Kafa karışıklığınız bitti mi?
Son beş senedir daha iyiye gidiyor. Önünde sonunda yapmaya çalıştığım şey, kendimi değiştirmek. ‘Rafine’ demek istemiyorum, ‘duru’yu tercih ederim. ‘Rafine’ kelimesinde fazla incelikli, fazla entelektüel bir anlam var. Ben onun tam tersi, duru ve minimal bir adama gitmek istiyorum.
Bir karakter yaratmak istediniz ve yarattınız. Ama artık o karakterin içinde durmak istemiyorsunuz…
Teoman’ın geleceğinde pek de rock’n roll olsun istemiyorum.
Varmanın değil, yolun bizzat kendisinin değerli olduğunu mu anladınız bu süreçte?
Doğru, daha zorlu bir yol seçtim kendime. Bundan pişman da değilim. On beş sene boyunca kaybolmuş o Teoman’a dair minik bir pişmanlığım var aslında ama oradaki en büyük suçlu da benim! Alkole fazla batmıştım.

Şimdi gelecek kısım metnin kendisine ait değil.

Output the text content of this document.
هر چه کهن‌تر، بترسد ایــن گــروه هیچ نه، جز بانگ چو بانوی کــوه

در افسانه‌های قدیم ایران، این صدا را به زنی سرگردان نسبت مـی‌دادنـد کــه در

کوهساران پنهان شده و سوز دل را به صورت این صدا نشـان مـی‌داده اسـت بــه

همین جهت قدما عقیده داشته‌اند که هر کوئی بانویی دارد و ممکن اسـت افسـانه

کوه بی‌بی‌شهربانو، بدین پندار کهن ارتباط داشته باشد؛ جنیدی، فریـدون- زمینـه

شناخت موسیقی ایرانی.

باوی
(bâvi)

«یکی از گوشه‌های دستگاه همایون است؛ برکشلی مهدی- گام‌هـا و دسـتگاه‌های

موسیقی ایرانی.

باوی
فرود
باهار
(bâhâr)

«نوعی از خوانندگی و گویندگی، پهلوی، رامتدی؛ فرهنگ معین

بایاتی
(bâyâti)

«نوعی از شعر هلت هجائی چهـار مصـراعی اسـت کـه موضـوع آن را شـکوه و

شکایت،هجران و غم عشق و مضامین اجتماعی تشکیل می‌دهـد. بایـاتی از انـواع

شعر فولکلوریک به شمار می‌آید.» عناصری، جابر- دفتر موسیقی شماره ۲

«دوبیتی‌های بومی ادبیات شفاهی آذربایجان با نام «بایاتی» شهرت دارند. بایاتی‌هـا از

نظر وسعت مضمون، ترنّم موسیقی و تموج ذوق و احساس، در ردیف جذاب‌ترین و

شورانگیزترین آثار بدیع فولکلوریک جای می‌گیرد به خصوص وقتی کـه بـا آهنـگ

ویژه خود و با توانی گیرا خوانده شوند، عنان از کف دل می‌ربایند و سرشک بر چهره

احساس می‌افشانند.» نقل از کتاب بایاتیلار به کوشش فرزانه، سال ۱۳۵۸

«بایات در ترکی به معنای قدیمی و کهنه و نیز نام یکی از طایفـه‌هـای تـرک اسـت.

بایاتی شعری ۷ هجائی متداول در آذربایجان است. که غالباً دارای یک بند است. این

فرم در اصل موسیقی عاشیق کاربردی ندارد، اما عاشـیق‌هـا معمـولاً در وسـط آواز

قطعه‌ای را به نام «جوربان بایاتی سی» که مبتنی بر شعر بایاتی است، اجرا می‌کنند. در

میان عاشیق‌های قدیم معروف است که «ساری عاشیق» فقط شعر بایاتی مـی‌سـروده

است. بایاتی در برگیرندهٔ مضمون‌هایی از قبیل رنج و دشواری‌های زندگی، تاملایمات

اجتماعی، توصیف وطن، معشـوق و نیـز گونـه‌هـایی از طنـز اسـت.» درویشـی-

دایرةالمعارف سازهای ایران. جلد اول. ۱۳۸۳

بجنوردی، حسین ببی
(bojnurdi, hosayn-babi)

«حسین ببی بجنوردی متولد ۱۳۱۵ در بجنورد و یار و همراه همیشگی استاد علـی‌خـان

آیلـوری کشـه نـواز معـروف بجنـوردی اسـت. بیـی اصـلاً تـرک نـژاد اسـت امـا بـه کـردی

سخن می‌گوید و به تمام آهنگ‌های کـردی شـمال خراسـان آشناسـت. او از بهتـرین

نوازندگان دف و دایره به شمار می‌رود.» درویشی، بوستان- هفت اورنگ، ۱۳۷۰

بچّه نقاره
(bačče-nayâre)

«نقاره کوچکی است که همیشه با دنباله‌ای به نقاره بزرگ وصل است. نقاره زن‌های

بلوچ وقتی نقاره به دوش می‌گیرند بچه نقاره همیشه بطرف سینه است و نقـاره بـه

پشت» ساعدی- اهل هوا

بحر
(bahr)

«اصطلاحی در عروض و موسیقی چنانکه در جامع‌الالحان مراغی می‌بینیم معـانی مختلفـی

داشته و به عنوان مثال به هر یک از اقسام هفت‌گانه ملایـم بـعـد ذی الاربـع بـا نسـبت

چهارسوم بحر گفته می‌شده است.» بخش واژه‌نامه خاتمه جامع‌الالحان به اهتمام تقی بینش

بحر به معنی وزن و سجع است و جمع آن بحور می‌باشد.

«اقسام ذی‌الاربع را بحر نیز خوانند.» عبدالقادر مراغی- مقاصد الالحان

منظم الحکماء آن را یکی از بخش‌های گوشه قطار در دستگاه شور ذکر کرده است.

Bana faydası var sanıyordum, zararı varmış. Şimdi uzak durmaya çalışıyorum. O 15 yıl, şu anda olduğum yere varabilmek için geçmek zorunda olduğum bir yoldu. Bu, ilişkilerime de yansıdı. Daha vicdana doğru bir yöne yürüyorum.
Gazze’de on binlerce insanın katledildiği bir dünyaya tanıklık etmek ne hissettiriyor size?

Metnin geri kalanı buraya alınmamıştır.